JDB · July 24, 2020, 10:21pm

Hello,
I have just completed my first tiny tiny 300 training steps. My output was 2.5 minutes of bleeps and bloops! After the initial relief that at least the audio wasn’t silent, I was wandering “is it normal that a sentence ‘He is your’ results in such long audio?” Even for a beginning network.
If you have any thoughts, let me know!

baconator · July 25, 2020, 6:53am

Sounds like it’s a few thousand steps away from alignment.

sanjaesc · July 25, 2020, 5:26am

Try training for another ~10.000 steps and you should see the first results.

JDB · July 25, 2020, 6:25am

Thank you for your quick reply, this gives me something to aim for

JDB · July 25, 2020, 6:32am

Thank you, this also helps with my terminology!

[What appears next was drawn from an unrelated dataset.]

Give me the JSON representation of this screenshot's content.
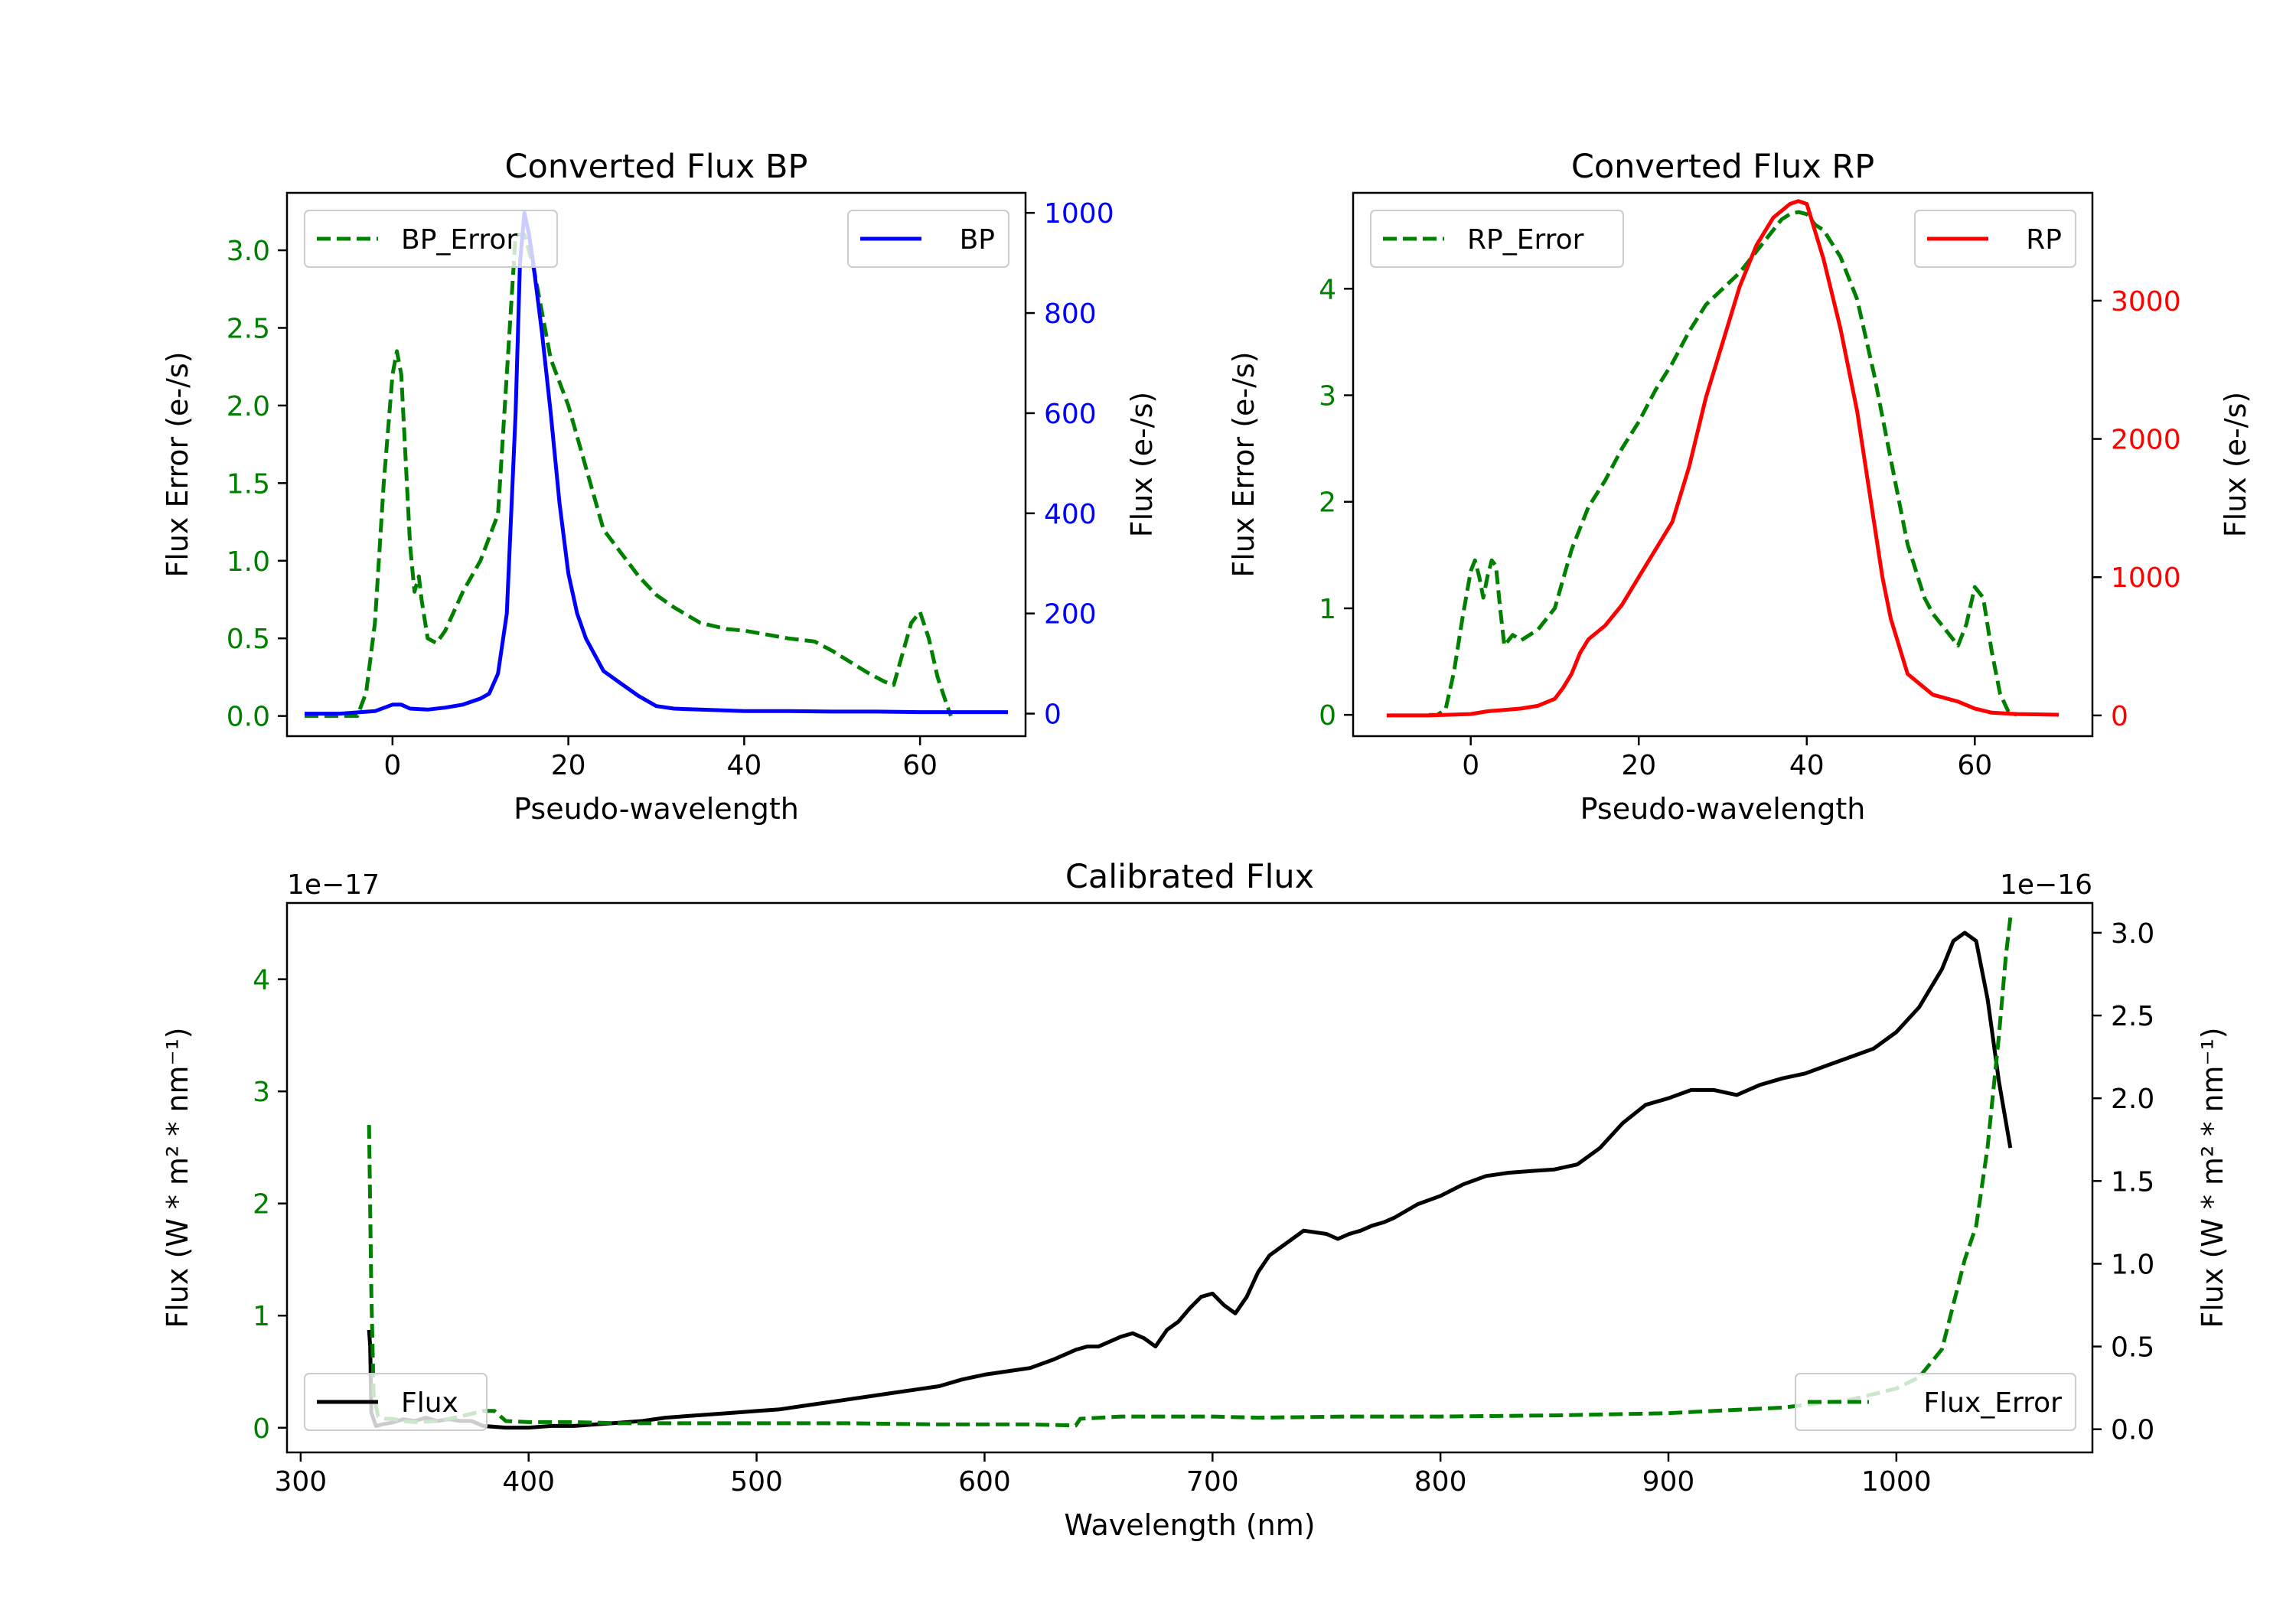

georroussos · July 25, 2020, 9:14am

300 steps is one epoch (out of 1000). Sounds like you have been waiting for a long time. Are you somehow training on a CPU or?

JDB · July 25, 2020, 9:16am

Hey there, I believe I was looking at the global steps at the time, not epochs. I am currently altering my batch size to make those pass faster.
I am running a GTX 1060 btw